I shut the file, pressing my palms flat against the cover to stop the trembling.

Now I see the choice clearly, a blade pressed to my throat. I can bury this. Stay silent, survive quietly in the place I’ve carved for myself beside Alexei. Pretend the truth never touched me. Pretend I can still hate only him, blame only him, and maybe, in time, forget.

Or I can use what I’ve gained. The power he’s handed me, the respect I’ve forced from his men, the access I never should have been given. I can turn it into a weapon sharper than any knife. I can finish what my father started. I can tear the system down from the inside, expose every name, every lie, every tie between blood and politics.

Except if I do, if I open this wound, it won’t just be the Council or the government who pays. It’ll be Alexei. The son of the man who signed the order. The man who, without realizing it, has made me strong enough to do what he never expected.

The lamp buzzes above me, shadows stretching long across the table. My reflection stares back from the glossy folder, pale and hollow-eyed.

I sit in the war room long after midnight, the file heavy beneath my hand. My mind spins with names, faces, signatures. Every word feels like poison in my blood.

I can almost hear my father’s voice again. His warnings, his quiet paranoia in those last weeks. He wasn’t afraid of shadows. He was afraid of men in suits. Men who smiled as they ordered his death.

I should tell Alexei. The thought needles me, twisting until my stomach aches.

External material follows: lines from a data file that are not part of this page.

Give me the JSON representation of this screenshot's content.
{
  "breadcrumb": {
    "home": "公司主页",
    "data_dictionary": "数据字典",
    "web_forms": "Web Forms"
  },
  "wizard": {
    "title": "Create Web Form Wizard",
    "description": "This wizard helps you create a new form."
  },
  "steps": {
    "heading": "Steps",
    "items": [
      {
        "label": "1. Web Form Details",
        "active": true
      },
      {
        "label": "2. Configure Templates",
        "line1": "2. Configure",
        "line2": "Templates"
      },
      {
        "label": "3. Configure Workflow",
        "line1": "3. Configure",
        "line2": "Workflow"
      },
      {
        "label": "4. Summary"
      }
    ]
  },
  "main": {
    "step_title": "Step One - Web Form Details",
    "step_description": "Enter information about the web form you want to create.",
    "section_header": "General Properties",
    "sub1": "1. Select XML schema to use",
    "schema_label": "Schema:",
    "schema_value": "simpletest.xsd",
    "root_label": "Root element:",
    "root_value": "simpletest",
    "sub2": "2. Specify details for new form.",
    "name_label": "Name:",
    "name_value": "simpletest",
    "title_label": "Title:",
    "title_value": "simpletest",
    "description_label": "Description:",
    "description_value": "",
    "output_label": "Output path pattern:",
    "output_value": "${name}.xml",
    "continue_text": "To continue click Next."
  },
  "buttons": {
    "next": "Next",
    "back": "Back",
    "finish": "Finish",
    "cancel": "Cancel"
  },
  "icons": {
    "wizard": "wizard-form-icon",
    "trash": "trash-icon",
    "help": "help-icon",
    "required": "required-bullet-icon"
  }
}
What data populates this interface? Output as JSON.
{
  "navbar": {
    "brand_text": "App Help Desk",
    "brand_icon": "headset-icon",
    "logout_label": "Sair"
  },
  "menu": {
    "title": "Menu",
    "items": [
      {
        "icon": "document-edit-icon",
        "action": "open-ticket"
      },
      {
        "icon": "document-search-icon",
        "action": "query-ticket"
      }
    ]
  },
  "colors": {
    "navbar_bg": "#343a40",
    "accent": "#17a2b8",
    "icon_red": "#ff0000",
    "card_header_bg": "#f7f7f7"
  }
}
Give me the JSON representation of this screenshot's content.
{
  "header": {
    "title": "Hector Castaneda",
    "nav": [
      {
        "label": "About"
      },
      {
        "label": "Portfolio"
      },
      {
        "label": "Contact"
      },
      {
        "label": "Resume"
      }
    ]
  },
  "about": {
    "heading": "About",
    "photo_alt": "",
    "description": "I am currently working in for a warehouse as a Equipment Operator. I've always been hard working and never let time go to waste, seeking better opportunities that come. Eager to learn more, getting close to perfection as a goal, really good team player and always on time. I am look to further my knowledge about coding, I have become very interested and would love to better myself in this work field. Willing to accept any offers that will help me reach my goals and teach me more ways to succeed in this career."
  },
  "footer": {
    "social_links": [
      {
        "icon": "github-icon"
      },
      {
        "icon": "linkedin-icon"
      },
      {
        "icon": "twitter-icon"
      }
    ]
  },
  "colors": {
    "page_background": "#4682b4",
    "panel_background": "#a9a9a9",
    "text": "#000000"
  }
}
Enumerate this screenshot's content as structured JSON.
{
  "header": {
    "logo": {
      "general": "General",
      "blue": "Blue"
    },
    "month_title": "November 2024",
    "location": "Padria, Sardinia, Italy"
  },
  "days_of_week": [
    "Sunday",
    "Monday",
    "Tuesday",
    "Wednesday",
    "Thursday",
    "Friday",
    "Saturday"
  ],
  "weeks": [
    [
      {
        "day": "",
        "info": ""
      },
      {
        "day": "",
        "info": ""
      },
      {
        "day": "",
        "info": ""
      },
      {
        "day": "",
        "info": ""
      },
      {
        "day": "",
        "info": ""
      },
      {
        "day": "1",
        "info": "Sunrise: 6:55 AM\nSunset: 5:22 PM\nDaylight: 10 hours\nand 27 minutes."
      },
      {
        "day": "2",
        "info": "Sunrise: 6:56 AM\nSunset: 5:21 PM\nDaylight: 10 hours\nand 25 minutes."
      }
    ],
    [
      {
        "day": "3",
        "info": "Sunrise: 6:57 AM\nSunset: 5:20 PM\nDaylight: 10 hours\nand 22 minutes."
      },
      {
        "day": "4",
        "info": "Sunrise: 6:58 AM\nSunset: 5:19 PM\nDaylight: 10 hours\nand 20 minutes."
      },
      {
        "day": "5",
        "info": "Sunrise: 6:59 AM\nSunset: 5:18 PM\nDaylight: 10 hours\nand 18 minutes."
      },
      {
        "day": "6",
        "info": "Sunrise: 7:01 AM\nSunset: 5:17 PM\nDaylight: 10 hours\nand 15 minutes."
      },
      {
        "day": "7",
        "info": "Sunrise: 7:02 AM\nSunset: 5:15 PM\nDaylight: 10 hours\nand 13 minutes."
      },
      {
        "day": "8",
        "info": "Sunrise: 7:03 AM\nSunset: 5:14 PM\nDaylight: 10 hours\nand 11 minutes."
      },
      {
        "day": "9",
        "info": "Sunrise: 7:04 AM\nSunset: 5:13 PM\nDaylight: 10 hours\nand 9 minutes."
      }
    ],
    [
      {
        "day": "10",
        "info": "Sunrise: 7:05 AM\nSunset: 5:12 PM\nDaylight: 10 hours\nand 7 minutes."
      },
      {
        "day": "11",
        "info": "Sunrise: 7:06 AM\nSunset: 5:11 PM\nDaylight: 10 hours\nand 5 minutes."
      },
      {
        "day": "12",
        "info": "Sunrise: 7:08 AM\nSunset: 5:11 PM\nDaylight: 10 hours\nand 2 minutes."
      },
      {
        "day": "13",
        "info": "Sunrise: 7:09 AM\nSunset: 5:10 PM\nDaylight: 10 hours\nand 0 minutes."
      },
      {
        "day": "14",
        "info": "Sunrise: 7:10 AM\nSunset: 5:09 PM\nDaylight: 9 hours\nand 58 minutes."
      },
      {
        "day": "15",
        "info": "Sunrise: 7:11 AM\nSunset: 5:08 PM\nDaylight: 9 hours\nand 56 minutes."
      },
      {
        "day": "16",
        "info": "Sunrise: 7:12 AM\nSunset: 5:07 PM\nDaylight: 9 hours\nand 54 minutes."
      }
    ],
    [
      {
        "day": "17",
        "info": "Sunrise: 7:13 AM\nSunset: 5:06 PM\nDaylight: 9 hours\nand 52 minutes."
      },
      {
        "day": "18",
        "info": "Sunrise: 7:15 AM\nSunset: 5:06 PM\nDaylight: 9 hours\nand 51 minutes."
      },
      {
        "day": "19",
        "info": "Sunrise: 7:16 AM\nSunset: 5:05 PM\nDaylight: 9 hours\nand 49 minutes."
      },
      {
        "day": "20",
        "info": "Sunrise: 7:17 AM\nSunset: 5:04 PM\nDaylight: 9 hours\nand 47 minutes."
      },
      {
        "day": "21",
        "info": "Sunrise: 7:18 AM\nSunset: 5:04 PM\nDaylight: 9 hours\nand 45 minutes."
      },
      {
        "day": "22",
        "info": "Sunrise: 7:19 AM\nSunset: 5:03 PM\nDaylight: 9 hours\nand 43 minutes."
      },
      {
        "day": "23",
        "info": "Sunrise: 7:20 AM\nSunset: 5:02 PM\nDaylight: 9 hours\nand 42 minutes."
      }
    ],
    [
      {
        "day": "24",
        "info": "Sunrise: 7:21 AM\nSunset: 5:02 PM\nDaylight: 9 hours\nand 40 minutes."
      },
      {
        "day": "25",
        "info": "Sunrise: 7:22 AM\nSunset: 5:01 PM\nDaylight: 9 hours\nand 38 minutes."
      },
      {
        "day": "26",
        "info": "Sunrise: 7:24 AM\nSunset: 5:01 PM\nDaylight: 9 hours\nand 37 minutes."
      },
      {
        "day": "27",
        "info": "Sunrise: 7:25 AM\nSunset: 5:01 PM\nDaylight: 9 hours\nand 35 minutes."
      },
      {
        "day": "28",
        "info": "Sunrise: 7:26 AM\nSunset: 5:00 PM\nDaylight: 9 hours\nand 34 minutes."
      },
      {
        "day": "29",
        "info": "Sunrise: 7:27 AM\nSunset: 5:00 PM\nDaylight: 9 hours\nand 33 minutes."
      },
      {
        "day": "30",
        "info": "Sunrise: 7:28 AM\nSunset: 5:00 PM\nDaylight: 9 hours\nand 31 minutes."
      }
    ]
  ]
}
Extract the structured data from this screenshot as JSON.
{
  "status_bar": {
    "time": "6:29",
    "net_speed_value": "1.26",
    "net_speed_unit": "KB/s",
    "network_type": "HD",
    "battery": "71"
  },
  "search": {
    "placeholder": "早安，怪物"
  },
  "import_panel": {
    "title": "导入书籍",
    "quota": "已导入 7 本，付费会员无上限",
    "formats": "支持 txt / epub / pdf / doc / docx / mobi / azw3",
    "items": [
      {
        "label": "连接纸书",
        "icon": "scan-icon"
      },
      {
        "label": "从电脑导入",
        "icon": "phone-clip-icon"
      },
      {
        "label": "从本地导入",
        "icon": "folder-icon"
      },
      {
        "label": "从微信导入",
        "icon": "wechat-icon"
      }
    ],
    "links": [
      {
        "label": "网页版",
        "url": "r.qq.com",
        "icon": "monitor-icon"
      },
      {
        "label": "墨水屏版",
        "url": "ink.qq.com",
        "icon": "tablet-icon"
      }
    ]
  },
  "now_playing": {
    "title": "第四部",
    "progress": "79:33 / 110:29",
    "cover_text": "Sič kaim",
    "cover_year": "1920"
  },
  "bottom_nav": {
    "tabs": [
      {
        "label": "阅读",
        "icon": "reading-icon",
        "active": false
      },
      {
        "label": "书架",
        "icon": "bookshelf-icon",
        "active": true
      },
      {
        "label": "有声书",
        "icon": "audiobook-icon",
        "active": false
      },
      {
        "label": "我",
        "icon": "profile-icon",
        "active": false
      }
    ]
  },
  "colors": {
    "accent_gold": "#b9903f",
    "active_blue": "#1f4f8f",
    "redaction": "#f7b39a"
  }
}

If I hand him this truth, what would he do? Would he deny it, swear ignorance? Or would he admit it and prove every suspicion I’ve ever had—that he’s never actually cared about me?

Yet something stops me. Maybe it’s fear. Maybe it’s the way he’s begun to look at me during meetings, like I’m more than just a shield or a pawn. Maybe it’s the memory of his hand on my back, steadying me when I faltered in front of his men.

I close the folder and shove it back beneath the stack, burying it where no one will see. Not yet.

For now, I’ll keep it close. I’ll keep working, keep earning ground. I’ll wait until I know which side of me will win? The daughter hungry for revenge, or the woman who’s learning, against her will, how to stand beside him?

The choice isn’t ready to be made, but when it comes, it’ll break more than one of us.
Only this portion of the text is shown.